In summary, we think BP is not a complete bar to access tax accrual working papers. The Communiqué puts some conditions around it – reasonableness and restraint. It says that we don’t always need to see the analysis behind transactions; what we really need is the facts. We need to be able to determine the purpose of the transaction, which is sometimes relevant under s. 247, and always relevant for s. 245.

If we are satisfied that we understand the facts of the transaction and purpose of the transaction, we will make up our own minds as to the legal effects of the transaction. Therefore, if you have your legal analysis nicely segregated from the relevant facts, then those facts may be all we need.

We also require Headquarters to be notified if auditors are seeking tax accrual working papers.

Wooles: Can you provide anything related to the volume of information requested, and the corresponding burden on the taxpayer?

MacLean: Some of the paper favors taxpayers and other parts of it bolsters CRA.

Tax accrual working papers are the core of the Communiqué. It incorporates BP. It takes a look at recent jurisprudence and what it actually means. Atlas is also incorporated (briefly, it states that BP is not a complete shield for all requests for taxpayer information, and taxpayers can’t just assert solicitor-client privilege over every type of document and expect the Minister to abide by that).

It is also about more than just TAWPs. I do think CRA needs to act reasonably, and we need to have a reasonable suspicion that the information in question is relevant. Of course, the audit business is tricky, and we don’t know what we don’t know. We can’t just blithely accept taxpayer assertions that nothing interesting is going on in, e.g., 8000 pages of financial records, even if that assertion later proves true. I have a lot of sympathy for people on both sides of this process.

Dispute resolution

MacLean: There is also a new Communiqué about audit agreement policy. It’s still based on principles rather than hard-and-fast rules. Most of you will be familiar with the relevant line of cases – essentially we cannot administer the tax rules contrary to the tax rules.

Rosenberg, 2016 FC 1376, is mentioned. One thing it stood for is the idea that, yes, the Minister has to respect the tax laws, but there is a reasonableness requirement. There are about 2000 pages of tax rules, and you have to come to some conclusion on a file; so there’s a kind of de minimis quality about that. Rosenberg also stands for the principle that, if you reach an agreement with the Minister, the Minister should stand behind it. CRA lost that one, but I think the principles coming out of it were good ones.

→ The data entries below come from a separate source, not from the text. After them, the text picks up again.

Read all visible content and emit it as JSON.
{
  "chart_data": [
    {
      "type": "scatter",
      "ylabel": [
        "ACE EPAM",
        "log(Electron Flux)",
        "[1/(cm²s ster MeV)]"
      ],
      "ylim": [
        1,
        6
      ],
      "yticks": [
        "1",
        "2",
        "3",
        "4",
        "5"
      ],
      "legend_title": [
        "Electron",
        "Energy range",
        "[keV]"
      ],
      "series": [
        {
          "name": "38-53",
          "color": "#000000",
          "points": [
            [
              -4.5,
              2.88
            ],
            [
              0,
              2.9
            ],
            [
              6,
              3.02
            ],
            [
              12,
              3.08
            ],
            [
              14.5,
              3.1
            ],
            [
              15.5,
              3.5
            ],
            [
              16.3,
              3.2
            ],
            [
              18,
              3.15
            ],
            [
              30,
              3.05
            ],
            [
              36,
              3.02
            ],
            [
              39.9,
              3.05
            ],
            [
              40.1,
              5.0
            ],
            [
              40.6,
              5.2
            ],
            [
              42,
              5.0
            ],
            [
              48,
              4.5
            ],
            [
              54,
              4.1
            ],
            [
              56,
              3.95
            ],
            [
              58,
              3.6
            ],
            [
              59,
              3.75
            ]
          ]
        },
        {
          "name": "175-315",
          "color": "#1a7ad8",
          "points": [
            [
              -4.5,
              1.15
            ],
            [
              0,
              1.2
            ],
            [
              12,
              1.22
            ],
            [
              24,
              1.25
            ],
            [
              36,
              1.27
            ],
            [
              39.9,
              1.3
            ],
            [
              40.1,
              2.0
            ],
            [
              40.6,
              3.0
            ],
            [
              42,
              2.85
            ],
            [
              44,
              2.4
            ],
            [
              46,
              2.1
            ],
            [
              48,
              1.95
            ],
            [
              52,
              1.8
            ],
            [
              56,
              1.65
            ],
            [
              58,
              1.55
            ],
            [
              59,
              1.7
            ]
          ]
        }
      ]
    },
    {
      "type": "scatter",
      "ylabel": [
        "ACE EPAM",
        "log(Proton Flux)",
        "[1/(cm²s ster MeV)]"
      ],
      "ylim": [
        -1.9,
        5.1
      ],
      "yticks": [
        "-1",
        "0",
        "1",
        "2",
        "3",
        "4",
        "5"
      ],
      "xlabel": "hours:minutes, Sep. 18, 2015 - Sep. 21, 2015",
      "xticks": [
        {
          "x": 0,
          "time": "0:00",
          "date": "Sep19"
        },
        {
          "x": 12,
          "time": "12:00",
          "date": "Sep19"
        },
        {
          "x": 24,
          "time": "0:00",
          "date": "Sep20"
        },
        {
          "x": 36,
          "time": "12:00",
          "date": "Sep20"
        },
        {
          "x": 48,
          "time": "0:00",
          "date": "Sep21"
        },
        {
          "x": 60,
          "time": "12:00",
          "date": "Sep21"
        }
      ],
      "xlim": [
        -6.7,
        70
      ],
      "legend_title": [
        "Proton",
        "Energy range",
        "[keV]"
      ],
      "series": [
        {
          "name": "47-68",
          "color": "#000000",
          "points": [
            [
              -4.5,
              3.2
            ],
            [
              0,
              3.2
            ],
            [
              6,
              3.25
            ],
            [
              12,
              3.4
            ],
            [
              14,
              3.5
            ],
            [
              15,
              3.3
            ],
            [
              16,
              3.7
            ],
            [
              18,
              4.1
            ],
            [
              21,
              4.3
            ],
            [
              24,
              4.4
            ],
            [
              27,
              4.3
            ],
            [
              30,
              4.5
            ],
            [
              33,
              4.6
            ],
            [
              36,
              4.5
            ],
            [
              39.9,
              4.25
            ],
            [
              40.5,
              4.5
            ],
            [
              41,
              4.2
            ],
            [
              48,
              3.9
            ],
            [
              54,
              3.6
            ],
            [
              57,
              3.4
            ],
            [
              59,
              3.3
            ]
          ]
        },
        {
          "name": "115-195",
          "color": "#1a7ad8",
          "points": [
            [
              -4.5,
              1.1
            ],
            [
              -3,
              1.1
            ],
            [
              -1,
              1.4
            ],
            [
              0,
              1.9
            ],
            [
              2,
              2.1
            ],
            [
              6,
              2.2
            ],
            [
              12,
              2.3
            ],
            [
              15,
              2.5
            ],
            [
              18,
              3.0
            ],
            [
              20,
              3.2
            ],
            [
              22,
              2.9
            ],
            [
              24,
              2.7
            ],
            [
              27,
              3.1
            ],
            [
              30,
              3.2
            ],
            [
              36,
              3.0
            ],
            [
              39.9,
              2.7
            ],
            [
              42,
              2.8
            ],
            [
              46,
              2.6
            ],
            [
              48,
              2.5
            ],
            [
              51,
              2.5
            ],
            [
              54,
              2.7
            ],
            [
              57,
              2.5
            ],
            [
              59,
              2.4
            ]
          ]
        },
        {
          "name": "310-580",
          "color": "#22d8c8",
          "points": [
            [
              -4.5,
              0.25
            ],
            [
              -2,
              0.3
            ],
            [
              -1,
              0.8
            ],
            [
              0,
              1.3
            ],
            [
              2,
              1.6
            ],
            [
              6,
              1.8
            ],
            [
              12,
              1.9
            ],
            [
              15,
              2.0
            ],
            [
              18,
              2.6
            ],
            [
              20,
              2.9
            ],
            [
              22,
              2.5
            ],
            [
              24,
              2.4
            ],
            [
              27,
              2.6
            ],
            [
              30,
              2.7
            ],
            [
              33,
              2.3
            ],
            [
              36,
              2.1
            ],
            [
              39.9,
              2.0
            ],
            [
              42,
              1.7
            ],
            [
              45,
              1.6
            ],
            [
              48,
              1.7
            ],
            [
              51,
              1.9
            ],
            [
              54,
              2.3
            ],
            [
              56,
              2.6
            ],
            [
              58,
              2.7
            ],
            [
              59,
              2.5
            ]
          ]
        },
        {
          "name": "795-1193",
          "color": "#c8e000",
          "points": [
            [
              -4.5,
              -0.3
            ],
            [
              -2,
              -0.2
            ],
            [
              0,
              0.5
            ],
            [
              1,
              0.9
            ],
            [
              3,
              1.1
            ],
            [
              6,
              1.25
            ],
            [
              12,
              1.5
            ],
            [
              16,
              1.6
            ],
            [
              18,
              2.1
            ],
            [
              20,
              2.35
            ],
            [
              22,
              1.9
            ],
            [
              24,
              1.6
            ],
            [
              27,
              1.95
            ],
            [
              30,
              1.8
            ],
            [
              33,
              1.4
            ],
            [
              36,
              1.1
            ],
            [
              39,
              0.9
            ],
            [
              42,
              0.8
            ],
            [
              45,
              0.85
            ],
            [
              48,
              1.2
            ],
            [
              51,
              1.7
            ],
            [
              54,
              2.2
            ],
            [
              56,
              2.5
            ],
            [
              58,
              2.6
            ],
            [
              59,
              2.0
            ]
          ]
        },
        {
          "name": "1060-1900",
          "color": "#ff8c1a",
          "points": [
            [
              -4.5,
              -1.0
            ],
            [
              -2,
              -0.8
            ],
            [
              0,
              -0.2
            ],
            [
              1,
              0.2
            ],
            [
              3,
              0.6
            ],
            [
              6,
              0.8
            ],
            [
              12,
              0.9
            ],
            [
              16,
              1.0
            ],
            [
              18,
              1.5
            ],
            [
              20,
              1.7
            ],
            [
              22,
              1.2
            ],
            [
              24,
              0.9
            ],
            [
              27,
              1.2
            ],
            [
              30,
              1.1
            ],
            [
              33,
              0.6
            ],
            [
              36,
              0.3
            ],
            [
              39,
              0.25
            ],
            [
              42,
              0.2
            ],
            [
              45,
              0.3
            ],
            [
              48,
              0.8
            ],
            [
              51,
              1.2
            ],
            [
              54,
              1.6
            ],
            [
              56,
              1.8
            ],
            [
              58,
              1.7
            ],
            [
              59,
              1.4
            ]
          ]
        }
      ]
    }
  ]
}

One issue in the transfer pricing context at the audit stage is MAP rights – how many kicks will the taxpayer get at this, and why should Audit go out of its way to try to resolve something if it’s not a final resolution? We have taken a look at that situation. MAP rights cannot be waived, as a legal matter, but we have entered into a settlement recently where the taxpayer stated their intention not to proceed with the MAP process, and the agreement is premised on the truth of that statement, so that the agreement would not bind the Minister if the taxpayer repudiated.

We have founded the Audit File Resolution Committee. It is modelled loosely on the GAAR Committee, having representation from Justice and Rulings but not Finance. The Committee considers taxpayer proposals to resolve a file at the audit stage. Not every file will be resolved this way – one of our criteria is that the adjustment in question must be at least $100 million. In those situations, the Committee will look at the proposal, and recommend acceptance, rejection, or a counter-proposal.